National Post

FIGHTING TARIFFS WITH TARIFFS.

- WILLIAM WATSON

Maybe it’s just trying to make up to our first prime minister for booting him off the $ 10 bill in favour of civil- rights heroine Viola Desmond, but the Bank of Canada this week published a research study that says Sir John A. Macdonald’s National Policy tariffs of 1879 actually increased Canadian welfare — albeit by a tiny 0.13 to 0.20 per cent of GDP. This runs contrary to most previous studies of the Macdonald tariff, as well as to standard internatio­nal trade theory, which holds that small, open economies like ours only hurt themselves by imposing tariffs, no matter what their trading partners do.

The study comes at an interestin­g time politicall­y. Macdonald brought in his tariffs only after an aggressive Republican administra­tion rejected his efforts to restore the free- trade Reciprocit­y Treaty of 1854– 66 and hiked U. S. manufactur­ing tariffs sharply ( you might even say big-ly, yuge-ly) to an average of 37 per cent. Remind you of anyone? To have a Bank of Canada study even imply that fighting tariffs with tariffs might be the way to go is, to say the least, interestin­g. Mind you, I’m guessing the people who least enjoyed reading the study’s conclusion­s are higher- ups at the bank, who understand that the bank doesn’t, and doesn’t want to, set Canadian trade policy.

So why would the Bank of Canada study the National Policy? It has a very active, very good research department that studies lots of things, many having no connection with monetary policy. But if you’re running a central bank, you want a good research department and if you want a good research department, you’ve got to cut your researcher­s slack. All “overnight rate and nothing else” makes a researcher a dull boy or girl.

The National Policy paper was written by the bank’s Patrick D. Alexander and Ian Keay of Queen’s University, who is one of Canada’s best economic historians. How do they conclude that, in the face of U. S. tariffs, Canadian tariffs actually helped, if only a bit?

For tiny countries with no ability at all to influence the world price of a good, tariffs only hurt. Putting a tariff on imported goods raises government revenue, which might seem helpful, but it causes twin economic distortion­s: Consumers consume less of the imported good, which reduces their wellbeing, and domestic producers supply a greater share of whatever consumptio­n continues. Domestic producers love that, but the big picture is that resources move from higher- to lower- return activities, which is wasteful. With unobjectio­nable assumption­s about demand and supply, it’s easy to show that the hit to consumers and the waste from producing things that really should be imported add up to more than the tariff revenue — even assuming the government would use the money wisely.

On the other hand, if countries are big enough to affect the prices of their exports and imports, then theory says the “optimal tariff ” may be greater than zero. With 19th- century, not 21st- century transporta­tion costs, maybe small countries, like objects in a car’s rear-view mirror, were actually bigger than they appear in hindsight. If your tariff forces your trading partner to lower his selling price, that’s a gain to your country that might well offset both the consumer hit and the resource waste that the tariff does still produce.
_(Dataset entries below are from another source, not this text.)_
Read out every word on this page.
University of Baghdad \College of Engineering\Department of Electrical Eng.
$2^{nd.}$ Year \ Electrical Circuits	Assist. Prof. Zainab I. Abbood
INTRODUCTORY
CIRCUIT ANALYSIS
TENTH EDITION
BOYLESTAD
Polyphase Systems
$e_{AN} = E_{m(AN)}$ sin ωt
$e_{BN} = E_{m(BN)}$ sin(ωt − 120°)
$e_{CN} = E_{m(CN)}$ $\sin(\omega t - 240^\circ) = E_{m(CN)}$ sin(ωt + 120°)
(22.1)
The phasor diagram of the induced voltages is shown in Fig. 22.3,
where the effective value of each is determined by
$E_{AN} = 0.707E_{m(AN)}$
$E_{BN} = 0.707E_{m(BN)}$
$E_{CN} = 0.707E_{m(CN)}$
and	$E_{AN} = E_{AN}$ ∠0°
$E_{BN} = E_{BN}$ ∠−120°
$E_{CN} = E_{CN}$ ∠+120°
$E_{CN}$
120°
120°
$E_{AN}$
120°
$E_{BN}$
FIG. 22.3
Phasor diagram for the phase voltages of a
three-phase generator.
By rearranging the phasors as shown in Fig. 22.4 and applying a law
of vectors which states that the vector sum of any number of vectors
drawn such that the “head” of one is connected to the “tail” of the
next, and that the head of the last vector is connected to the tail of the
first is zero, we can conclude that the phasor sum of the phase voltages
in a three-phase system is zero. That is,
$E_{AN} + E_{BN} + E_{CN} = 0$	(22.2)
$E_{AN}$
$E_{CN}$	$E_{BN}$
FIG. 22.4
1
So the effect of the Macdonald tariff depends on how economical­ly “big” or “small” Canada was in the various markets for the goods it was buying in 1879. Unfortunat­ely, as the study’s authors will be the first to admit, we don’t have all the data needed to assess that. But, patching data together from various sources and eras, they come up with their best guesstimat­e, which is that we weren’t entirely small — thus leading to the result that the tariff did have a slight positive effect.

By contrast, unilateral free trade would have produced a small negative effect: a reduction of welfare of half to three- quarters of a per cent of GDP. World free trade — everybody dropping their tariffs to zero — would have been best of all: a gain in Canadian welfare equal to almost a full per cent of GDP.

However irresistib­le, the temptation to draw parallels with today’s situation is unwise. Almost everything about the North American economies is different. But if you were to ignore good sense and insist on trying to draw guidance from the past, the lesson to Prime Minister Justin Trudeau might not actually be “Fight back, like Macdonald did!” On the contrary, the cost to Canada of sticking with unilateral free trade would have been minor. The Canadian Intellectu­al Establishm­ent is always thrilled when our country holds fast to its principles on human rights, internatio­nal relations, climate change and so on, even when the cost of doing so makes us look Boy Scout-ish.

So why not a little Boy Scout- ism on global free trade, too?

EVEN IF MACDONALD’S TARIFFS PAID OFF, UNILATERAL FREE TRADE WOULD STILL HAVE BEEN BETTER.